GREFFIER LORS DES DÉBATS : Mme JARSAILLON

DÉBATS : A l'audience publique du 07 avril 2023, la présidente ayant pour plus ample délibéré, renvoyé le prononcé de l'arrêt à l'audience du 26 mai 2023 par mise à disposition au greffe.

Arrêt n° 71 - page 2

26 mai 2023

ARRÊT : Contradictoire - Prononcé publiquement le 26 mai 2023 par mise à disposition au greffe.

* * * * *

FAITS ET PROCÉDURE :

La SAS ITM Logistique Alimentaire International (ci-après dénommée SAS ITM LAI) exploite une activité logistique alimentaire pour l'enseigne de grande distribution 'Intermarché' et emploie plus de 11 salariés. Elle exploite dans ce cadre un entrepôt situé à [Localité 2] (Cher).

Suivant contrat à durée déterminée en date du 12 novembre 2018, Mme [L] [N] a été engagée du 12 novembre 2018 au 11 mai 2019 par cette société en qualité de préparatrice au service Exploitation, statut employé, niveau 2, échelon 1. Suivant avenant en date du 13 mai 2019, les parties ont convenu que leur relation de travail se poursuivrait dans le cadre d'un contrat à durée indéterminée, aux termes duquel Mme [N] a été engagée en qualité de préparatrice, moyennant un salaire brut mensuel de 1 627,63 €, contre 35 heures de travail effectif par semaine.

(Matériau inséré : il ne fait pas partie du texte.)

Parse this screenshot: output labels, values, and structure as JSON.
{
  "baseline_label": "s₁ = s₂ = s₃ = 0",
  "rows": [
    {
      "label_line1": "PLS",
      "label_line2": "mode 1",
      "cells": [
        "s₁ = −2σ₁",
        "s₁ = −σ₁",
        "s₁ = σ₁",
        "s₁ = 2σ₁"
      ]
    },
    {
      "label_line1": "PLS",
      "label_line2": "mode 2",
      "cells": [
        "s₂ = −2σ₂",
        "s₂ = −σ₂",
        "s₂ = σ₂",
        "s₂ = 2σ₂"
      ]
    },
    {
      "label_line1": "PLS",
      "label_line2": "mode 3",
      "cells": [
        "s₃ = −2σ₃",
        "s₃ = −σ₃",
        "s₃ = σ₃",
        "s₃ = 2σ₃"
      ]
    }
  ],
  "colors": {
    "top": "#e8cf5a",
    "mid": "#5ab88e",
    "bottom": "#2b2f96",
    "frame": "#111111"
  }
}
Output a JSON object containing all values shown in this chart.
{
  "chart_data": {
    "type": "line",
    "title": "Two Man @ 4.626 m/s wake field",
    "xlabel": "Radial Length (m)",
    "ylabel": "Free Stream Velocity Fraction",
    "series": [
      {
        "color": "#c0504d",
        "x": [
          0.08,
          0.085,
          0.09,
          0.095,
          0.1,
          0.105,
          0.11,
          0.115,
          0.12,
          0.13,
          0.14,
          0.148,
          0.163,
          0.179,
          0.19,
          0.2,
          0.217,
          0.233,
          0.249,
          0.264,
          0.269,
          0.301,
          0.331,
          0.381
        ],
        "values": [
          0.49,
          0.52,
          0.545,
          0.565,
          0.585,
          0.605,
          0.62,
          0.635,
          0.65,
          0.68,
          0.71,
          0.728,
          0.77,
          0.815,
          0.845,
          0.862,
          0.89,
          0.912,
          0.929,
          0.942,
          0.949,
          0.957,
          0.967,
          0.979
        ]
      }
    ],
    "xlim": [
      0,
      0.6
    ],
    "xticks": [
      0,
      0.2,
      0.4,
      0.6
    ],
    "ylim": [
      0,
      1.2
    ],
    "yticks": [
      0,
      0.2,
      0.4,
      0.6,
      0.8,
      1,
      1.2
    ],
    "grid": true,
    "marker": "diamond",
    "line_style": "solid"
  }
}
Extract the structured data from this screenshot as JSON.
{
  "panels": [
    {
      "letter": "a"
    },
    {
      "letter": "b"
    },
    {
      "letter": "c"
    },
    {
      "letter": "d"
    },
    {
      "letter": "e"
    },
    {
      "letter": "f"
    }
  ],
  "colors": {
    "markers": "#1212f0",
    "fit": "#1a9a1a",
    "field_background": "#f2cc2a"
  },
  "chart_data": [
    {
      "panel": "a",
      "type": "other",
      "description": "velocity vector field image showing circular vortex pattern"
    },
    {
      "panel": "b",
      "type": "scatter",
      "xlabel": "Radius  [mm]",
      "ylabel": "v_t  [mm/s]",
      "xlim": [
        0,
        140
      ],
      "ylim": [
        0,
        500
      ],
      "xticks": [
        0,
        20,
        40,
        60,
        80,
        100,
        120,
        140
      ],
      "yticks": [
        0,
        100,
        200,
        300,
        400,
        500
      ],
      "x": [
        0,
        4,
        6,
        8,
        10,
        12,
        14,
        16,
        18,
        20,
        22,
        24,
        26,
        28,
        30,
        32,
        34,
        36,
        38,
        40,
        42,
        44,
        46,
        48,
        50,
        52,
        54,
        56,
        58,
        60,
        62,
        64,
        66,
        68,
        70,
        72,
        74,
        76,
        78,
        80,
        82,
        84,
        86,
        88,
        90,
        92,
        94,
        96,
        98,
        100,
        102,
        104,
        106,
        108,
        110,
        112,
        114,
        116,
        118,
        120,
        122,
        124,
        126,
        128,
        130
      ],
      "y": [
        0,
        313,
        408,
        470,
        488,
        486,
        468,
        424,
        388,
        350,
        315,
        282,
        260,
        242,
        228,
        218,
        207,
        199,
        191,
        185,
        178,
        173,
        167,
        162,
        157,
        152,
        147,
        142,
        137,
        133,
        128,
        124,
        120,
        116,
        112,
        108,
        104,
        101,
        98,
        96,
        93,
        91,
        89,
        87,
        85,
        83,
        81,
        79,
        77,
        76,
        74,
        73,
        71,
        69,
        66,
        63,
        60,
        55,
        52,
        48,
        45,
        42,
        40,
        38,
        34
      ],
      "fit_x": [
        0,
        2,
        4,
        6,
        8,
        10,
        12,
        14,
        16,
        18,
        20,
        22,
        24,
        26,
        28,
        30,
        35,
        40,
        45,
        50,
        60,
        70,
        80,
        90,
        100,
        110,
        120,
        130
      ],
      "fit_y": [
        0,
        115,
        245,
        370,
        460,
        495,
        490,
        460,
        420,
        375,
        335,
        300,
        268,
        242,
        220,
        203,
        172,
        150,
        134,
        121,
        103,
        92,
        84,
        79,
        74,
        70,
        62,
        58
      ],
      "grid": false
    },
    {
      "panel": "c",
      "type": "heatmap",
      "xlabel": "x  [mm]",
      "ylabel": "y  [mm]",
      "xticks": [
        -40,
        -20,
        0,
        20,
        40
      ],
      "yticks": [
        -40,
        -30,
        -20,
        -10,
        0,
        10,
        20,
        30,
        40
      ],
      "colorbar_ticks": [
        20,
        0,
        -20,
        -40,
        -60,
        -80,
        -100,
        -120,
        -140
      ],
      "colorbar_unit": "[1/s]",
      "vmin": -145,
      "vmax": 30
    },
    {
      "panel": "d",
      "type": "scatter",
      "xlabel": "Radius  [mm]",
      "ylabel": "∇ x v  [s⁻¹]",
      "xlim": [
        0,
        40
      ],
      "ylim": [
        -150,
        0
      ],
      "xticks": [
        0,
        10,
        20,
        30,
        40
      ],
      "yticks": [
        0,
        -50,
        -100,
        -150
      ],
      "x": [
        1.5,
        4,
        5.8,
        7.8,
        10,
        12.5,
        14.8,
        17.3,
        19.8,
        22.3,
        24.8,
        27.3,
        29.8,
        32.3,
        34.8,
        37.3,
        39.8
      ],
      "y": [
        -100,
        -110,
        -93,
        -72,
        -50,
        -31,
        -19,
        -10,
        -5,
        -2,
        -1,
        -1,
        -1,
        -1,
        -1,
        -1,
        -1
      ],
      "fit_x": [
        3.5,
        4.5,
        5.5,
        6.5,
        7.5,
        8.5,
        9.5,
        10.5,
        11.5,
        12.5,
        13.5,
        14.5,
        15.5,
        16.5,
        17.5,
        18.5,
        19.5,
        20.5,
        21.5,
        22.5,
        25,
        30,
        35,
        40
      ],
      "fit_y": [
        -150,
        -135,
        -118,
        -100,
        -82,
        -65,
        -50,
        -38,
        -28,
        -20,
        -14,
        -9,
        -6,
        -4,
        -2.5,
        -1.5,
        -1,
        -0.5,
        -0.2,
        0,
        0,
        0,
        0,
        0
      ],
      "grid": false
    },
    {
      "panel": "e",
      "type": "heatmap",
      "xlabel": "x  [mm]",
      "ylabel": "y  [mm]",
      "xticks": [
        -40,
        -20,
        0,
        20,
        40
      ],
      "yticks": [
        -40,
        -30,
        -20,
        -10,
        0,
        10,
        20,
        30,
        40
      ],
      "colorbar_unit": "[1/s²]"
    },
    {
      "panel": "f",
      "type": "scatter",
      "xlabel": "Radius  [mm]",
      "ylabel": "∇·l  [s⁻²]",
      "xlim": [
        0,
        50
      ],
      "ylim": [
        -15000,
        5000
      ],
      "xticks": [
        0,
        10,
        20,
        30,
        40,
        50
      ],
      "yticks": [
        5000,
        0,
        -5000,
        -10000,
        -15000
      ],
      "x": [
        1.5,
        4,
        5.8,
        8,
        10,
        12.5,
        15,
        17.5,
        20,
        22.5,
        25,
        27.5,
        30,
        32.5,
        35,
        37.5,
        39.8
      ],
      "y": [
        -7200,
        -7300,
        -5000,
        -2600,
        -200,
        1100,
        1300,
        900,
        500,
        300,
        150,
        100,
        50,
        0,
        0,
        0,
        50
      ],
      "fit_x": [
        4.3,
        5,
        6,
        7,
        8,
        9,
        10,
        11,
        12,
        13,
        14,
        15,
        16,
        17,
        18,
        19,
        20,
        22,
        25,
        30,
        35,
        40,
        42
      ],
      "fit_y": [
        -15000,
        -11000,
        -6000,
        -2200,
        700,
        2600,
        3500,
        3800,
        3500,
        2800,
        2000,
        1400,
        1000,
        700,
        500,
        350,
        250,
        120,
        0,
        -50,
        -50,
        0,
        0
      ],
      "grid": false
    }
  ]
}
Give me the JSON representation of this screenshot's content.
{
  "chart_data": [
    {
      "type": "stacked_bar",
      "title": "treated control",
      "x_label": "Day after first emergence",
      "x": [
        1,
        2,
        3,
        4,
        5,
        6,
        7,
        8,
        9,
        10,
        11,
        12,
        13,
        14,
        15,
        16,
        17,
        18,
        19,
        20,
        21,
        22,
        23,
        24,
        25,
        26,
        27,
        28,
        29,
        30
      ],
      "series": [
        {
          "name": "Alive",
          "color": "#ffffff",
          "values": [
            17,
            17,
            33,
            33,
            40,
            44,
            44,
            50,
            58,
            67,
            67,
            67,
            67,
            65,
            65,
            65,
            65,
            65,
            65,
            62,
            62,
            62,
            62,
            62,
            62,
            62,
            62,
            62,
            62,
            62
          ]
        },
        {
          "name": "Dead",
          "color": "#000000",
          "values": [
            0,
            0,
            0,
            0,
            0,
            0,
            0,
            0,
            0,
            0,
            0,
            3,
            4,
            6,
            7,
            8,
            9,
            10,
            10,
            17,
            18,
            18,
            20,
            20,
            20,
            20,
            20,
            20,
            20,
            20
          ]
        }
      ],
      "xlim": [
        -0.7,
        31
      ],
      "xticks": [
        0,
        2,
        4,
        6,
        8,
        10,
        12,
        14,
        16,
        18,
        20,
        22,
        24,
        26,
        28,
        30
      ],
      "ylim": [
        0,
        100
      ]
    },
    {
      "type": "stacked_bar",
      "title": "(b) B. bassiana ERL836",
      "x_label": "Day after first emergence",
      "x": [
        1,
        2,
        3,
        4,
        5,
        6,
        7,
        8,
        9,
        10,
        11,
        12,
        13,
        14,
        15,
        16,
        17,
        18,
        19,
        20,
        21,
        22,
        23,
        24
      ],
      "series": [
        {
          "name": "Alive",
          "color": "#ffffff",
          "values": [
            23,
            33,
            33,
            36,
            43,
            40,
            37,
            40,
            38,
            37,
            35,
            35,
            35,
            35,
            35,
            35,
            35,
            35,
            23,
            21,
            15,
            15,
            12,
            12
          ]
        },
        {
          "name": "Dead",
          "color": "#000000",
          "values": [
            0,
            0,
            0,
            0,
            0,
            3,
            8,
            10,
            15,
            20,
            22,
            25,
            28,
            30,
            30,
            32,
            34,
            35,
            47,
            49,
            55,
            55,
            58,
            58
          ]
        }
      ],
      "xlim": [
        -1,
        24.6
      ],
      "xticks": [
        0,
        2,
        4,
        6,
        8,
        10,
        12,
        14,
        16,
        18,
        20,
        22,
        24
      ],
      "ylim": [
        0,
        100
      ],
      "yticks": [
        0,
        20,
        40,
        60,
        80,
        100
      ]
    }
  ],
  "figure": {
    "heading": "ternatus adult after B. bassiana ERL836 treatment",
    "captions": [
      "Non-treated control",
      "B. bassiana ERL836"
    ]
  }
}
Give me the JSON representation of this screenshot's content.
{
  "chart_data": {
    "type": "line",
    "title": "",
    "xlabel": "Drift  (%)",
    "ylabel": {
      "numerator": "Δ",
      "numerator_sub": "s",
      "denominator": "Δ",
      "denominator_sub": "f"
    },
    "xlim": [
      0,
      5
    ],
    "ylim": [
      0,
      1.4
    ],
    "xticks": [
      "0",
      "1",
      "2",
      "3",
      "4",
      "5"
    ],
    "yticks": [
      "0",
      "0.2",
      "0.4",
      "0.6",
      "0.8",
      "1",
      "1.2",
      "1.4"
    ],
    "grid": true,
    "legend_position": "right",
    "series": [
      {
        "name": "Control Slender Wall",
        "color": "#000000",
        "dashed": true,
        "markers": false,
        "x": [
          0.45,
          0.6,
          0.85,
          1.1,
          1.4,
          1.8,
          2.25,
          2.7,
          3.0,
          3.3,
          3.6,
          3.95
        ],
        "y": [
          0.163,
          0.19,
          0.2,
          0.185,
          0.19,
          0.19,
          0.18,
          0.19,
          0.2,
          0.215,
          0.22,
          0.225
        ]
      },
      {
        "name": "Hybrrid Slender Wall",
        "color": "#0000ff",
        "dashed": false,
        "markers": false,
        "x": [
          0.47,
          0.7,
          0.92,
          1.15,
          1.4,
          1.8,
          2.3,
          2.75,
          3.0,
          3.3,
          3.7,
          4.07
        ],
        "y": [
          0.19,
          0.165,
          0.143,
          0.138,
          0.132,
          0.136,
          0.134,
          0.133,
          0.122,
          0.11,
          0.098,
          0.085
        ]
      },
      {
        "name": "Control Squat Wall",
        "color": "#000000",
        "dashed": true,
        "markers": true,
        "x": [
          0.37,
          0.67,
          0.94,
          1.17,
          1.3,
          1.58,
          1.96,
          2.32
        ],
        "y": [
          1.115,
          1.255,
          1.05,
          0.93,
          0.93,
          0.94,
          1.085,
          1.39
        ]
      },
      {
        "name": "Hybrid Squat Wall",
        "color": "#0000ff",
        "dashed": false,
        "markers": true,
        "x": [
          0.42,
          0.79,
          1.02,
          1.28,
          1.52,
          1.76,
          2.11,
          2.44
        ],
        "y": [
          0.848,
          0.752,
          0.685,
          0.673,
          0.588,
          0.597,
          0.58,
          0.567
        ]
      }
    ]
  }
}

Selon le contrat de travail et son avenant, la convention collective nationale du commerce de Détail et de Gros à Prédominance alimentaire s'est appliquée à la relation de travail.

Mme [N] a été élue membre du Comité Social et Economique le 12 novembre 2019.

Les parties s'accordent à dire que fin septembre 2020, Mme [N] s'est plainte auprès de M. [D], Responsable des Ressources Humaines au sein de l'entreprise, d'un message vocal laissé par une collègue de travail, Mme [J] [R], sur la messagerie de son téléphone.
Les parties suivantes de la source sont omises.